NATO exercises testing its newly forged rapid reaction forces were underway Thursday in the Czech Republic and the Netherlands involving some 1,500 troops, an alliance official said.

Some 900 German and 200 Dutch troops have been deployed in drills in the Netherlands with an additional 150 in the Czech Republic, said Captain Marek Marszalek from the Joint Force Command in Naples, Italy.

“They got the task two days ago to move from the barracks to the embarcation point,” he told reporters at the Chrudim airfield some 100 kilometres (60 miles) east of Prague.

Dubbed Noble Jump, the exercises are designed to test NATO’s Very High Readiness Joint Task Force (VJTF), established in the wake of the alliance’s September 2014 summit in Wales, which was focussed on reinforcing the alliance’s eastern flank amid jitters over Russia.

“The key task is to check the new concept of fast deployment within dozens of hours following the command, not dozens of days as before,” Czech Army Major General Jiri Baloun told reporters at Chrudim.

“The scenario is placed in the Baltic states.
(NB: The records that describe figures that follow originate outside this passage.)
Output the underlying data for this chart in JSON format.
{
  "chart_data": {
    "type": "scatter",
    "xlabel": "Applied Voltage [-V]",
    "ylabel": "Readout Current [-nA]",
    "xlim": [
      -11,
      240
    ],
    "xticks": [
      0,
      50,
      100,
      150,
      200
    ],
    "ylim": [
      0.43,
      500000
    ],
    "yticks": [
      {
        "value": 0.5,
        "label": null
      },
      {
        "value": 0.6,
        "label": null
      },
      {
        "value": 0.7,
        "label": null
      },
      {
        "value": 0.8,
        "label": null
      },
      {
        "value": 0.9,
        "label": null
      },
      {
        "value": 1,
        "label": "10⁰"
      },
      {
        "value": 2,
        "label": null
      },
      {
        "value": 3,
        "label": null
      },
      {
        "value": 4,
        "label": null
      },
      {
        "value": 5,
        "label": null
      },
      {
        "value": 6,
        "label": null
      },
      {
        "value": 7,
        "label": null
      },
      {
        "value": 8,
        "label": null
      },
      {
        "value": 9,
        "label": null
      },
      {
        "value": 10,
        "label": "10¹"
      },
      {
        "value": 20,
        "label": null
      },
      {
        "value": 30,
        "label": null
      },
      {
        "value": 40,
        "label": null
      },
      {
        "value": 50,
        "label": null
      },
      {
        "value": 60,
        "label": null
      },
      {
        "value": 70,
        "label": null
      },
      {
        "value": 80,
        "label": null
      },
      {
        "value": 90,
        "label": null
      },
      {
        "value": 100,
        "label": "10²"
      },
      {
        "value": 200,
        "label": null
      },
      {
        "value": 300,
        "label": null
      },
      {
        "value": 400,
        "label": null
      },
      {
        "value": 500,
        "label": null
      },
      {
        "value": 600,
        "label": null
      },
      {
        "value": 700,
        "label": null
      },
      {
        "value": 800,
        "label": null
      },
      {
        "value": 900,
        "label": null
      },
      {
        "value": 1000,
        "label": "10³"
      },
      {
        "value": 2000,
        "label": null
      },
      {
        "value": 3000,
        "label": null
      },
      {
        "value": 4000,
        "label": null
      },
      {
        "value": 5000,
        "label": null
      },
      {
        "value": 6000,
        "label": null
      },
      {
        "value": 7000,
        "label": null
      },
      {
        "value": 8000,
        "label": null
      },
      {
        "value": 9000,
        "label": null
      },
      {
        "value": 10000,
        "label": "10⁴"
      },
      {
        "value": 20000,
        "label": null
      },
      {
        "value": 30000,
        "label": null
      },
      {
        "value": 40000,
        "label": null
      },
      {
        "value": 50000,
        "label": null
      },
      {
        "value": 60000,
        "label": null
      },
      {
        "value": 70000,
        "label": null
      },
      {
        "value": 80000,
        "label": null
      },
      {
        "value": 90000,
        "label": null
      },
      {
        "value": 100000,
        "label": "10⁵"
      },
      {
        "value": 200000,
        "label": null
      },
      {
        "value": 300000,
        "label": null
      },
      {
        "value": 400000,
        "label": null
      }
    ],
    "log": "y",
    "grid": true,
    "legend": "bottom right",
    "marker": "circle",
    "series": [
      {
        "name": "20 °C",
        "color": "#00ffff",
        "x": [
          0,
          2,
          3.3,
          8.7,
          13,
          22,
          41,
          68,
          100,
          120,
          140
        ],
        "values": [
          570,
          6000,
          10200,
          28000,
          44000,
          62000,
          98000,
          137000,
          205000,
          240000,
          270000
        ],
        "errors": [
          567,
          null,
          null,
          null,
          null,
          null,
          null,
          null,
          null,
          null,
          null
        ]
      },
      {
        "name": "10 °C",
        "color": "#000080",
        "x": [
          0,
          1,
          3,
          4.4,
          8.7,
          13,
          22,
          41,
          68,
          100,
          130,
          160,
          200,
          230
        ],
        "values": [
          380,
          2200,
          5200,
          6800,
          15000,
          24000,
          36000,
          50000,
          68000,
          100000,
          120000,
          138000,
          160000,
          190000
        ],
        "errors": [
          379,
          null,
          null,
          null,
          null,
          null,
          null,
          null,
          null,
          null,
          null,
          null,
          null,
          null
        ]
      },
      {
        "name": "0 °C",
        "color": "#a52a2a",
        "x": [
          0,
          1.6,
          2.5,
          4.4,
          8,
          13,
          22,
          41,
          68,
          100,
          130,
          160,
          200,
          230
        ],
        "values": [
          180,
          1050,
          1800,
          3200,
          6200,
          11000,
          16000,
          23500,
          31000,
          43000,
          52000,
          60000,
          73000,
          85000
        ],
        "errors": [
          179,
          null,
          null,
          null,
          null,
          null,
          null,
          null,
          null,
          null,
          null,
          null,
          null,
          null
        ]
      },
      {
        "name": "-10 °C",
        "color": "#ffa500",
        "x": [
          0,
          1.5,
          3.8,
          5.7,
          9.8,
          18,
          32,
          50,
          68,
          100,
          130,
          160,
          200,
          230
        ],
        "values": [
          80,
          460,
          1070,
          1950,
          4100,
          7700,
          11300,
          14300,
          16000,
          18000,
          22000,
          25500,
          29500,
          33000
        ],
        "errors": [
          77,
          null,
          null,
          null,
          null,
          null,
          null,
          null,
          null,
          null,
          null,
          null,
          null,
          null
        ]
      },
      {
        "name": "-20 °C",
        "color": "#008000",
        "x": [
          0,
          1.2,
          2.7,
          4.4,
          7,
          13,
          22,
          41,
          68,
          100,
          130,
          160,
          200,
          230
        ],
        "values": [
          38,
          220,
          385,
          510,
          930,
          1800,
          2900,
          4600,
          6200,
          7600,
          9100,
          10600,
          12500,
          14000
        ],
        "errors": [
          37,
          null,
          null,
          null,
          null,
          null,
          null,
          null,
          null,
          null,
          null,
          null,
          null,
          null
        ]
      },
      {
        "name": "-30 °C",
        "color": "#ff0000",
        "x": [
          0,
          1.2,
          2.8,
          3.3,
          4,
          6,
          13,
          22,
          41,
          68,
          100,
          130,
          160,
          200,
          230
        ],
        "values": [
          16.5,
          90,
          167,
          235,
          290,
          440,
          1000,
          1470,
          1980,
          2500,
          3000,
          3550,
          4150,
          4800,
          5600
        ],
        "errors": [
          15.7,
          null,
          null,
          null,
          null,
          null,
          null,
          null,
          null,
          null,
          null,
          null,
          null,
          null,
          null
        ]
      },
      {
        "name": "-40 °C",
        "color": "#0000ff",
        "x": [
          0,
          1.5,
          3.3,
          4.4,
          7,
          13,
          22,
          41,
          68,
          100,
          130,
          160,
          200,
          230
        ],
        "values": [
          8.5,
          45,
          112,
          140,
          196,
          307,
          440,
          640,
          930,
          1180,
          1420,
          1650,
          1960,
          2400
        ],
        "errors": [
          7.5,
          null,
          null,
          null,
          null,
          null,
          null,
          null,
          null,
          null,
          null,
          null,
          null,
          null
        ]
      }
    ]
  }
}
You can imagine the context yourselves,” Baloun said.

Russia’s 2014 annexation of Crimea and its meddling in eastern Ukraine have triggered concern in ex-communist eastern and central European states that joined NATO after the Cold War.

Tension is particularly high in the Baltic states, which emerged from nearly five decades of Soviet occupation in the early 1990s.

Another Noble Jump drill focussed on rapid troop deployment is planned for June in Poland.

Some 25,000 NATO troops will be deployed in Italy, Portugal and Spain for another VJTF drill in October and November, said Marszalek.